The Hyphenated Christian
Hyphens are used to join two words that create a compound word with a two part meaning.
We could say that I am an Italian-American. I don’t say that because I feel like being American has a great enough significance and I don’t want to cheapen being an American by making it share the stage with my Italian background.
I could still use the term Italian-American though, because we understand the immigrant heritage of America and it doesn’t represent a conflict in terms like the hyphenated identities of Communist-American or Socialist-American does. It is not congruent to be both a Communist and a Socialist and an American at the same time, since America is founded on Judaeo-Christian values and the free-enterprise system of commerce.
If you were with us yesterday at CrossHope Chapel you got my watchman warning on people who are doing this same type of illicit hyphenating with being a Christian. They are self-identifying by hyphenating their sinful anti-biblical lifestyle with being a Christian.
While there may be settings where it would be congruent to say that you are a married-Christian or a biker-Christian or even a handicap-Christian, there would never be an appropriate setting to be a murderous-Christian or a covetous-Christian or even an adulteress-Christian.
You can not hyphenate your Christian life with anything that identifies you as still being your old sinful self. What does your old nature contribute to your new nature? Nothing! While it is somewhat positive that one in struggles with iniquity may think of themselves as a Christian, it is entirely senseless to hyphenate your Christian identity as if your old nature helps what Christ gives you – newness of life.
When one becomes a Christian they become a new creation. 2 Corinthians 5:17 says “Therefore, if anyone is in Christ, he is a new creation. The old has passed away; behold, the new has come” (ESV). You can not be new if you are holding on to the old. If you are in Christ, you are no longer in self. You now live by faith, you move by faith, you think by faith, you claim the promises of Scripture by faith, because you are now in Christ. The promise says “the old has passed away.”

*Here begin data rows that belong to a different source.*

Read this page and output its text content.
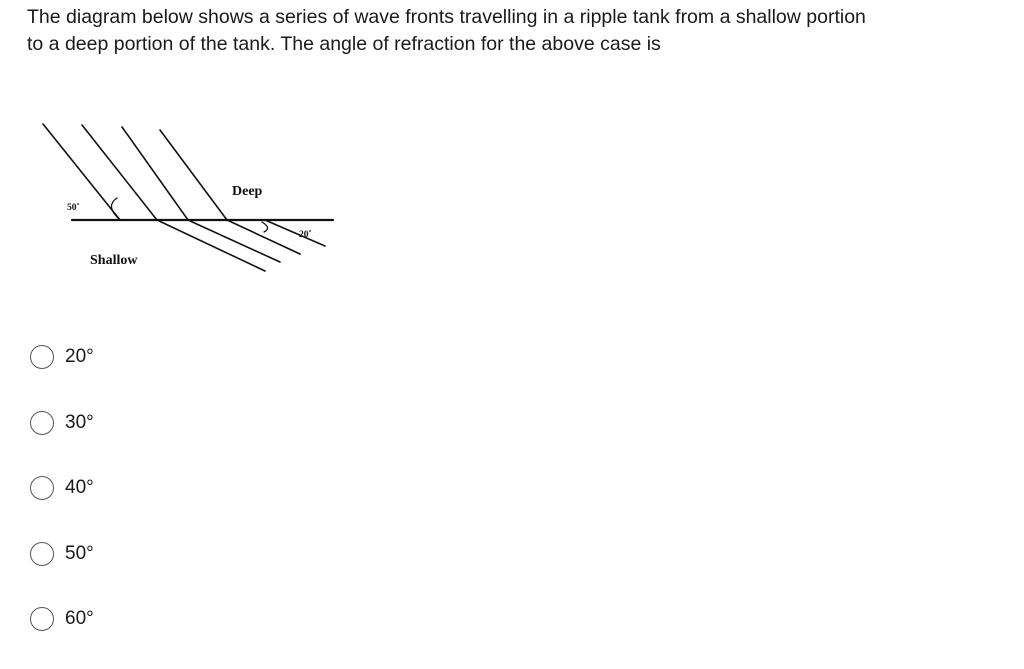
The diagram below shows a series of wave fronts travelling in a ripple tank from a shallow portion to a deep portion of the tank. The angle of refraction for the above case is

Deep
Shallow
50˚
20˚
20°
30°
40°
50°
60°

Your hyphen has passed away – period. Gone. No more. No hyphen.
You are in Christ and Christ said “I am come that they might have life, and that they might have it more abundantly” (John 10:10). If the Savior gives you life, and life more abundant, why would you want to retain your old self? If your old sinful self was that great, why did you come to Jesus for a new life?

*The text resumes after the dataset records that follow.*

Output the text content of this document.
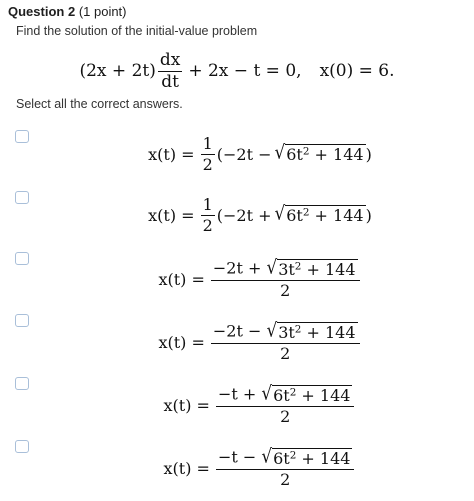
Question 2 (1 point)
Find the solution of the initial-value problem
$(2x + 2t) \frac{dx}{dt} + 2x - t = 0$, x(0) = 6.
Select all the correct answers.
$x(t) = \frac{1}{2} (-2t$ − √ $6t^2 + 144$ )
$x(t) = \frac{1}{2} (-2t$ + √ $6t^2 + 144$ )
$x(t) = \frac{-2t + √ 3t^2 + 144}{2}$
$x(t) = \frac{-2t - √ 3t^2 + 144}{2}$
$x(t) = \frac{-t + √ 6t^2 + 144}{2}$
$x(t) = \frac{-t - √ 6t^2 + 144}{2}$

Look, if your life is not becoming to you than you should be coming to Jesus. If you have already come to Jesus and you are still struggling with less than contentment about your life, you come to Jesus because He said “Come unto me…and I will give you rest” (Matthew 11:28)

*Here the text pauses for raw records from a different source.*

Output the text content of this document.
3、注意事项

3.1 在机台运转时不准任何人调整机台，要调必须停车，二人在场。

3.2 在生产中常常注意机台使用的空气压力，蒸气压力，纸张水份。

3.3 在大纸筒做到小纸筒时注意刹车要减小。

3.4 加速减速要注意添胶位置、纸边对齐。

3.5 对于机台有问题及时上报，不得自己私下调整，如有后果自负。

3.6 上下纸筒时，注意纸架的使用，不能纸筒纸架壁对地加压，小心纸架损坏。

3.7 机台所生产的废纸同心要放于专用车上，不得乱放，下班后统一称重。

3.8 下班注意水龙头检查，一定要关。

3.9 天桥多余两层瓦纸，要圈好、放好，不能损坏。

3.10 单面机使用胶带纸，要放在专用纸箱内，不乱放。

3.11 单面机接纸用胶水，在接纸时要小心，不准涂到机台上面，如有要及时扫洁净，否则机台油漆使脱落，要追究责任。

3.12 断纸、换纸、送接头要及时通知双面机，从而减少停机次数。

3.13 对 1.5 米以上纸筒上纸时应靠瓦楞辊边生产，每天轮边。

You may look in the mirror and think you haven’t changed, but…you do not walk by sight, you walk by faith (2 Corinthians 5:7). When you look in that mirror you remind your feelings that they are not the boss of you, Jesus is, and the Bible says that you are a new creation.
John the Baptist did not point his disciples to gaze upon themselves, but he plainly declared “Behold the Lamb of God, which taketh away the sin of the world” (John 1:29). There is relief in not holding on to our sinful selves, letting go of our hyphenated self, and simply beholding the one who takes away our old man.
You recall Romans 6:11 which says “you also must consider yourselves dead to sin and alive to God in Christ Jesus” (ESV). You recall that the Jesus says “seek first the kingdom of God and his righteousness, and all these things will be added to you” (Matthew 6:33, ESV) so when you see your earthly faults you tell yourself that those earthly faults have no place in the Kingdom of God.
And since you are now a new creation in Jesus Christ and you are seeking the Kingdom of God first in all things, you do not allow for your old self to define – anymore.
You may be struggling with your old self, but you struggle through prayer claiming the very promises of the God. You pray… Lord you said in Ezekiel 36:26 that “I will give you a new heart, and a new spirit I will put within you” (ESV) and I receive that new heart with a new passion for the things of God not for my flesh. I receive a new spirit within me that I may walk in faith and identify as your follower. Fill me with your Spirit that I might be convicted of your truth and walk in it. In the name of Jesus, amen.
Incidentally, we pray in the name of Jesus because we stand on His character, on His righteousness, on His name. If you are a hyphenated Christian you stand on your own character, on your own righteousness and Isaiah 64:6 says that “our righteousnesses are as filthy rags.”
Yes we are sinners who miss the mark but we don’t have to miss the whole wall! Yes we sin and before we know it we are deep down in the pig’s pen, but like the prodigal son we must realize that we don’t have to stay there. We come to our senses and claim the promise of 1 John 1:9 that “he is faithful and just to forgive us our sins, and to cleanse us from all unrighteousness.”
Through faith we stand up in Christ, we leave our old man in the pig’s pen by faith and we return to our Father’s forgiving, restoring arms.
We don’t cheapen His grace, we don’t cheapen His forgiveness, we don’t cheapen His character by adding a hyphen of sin to the name He declares as ours – Christian.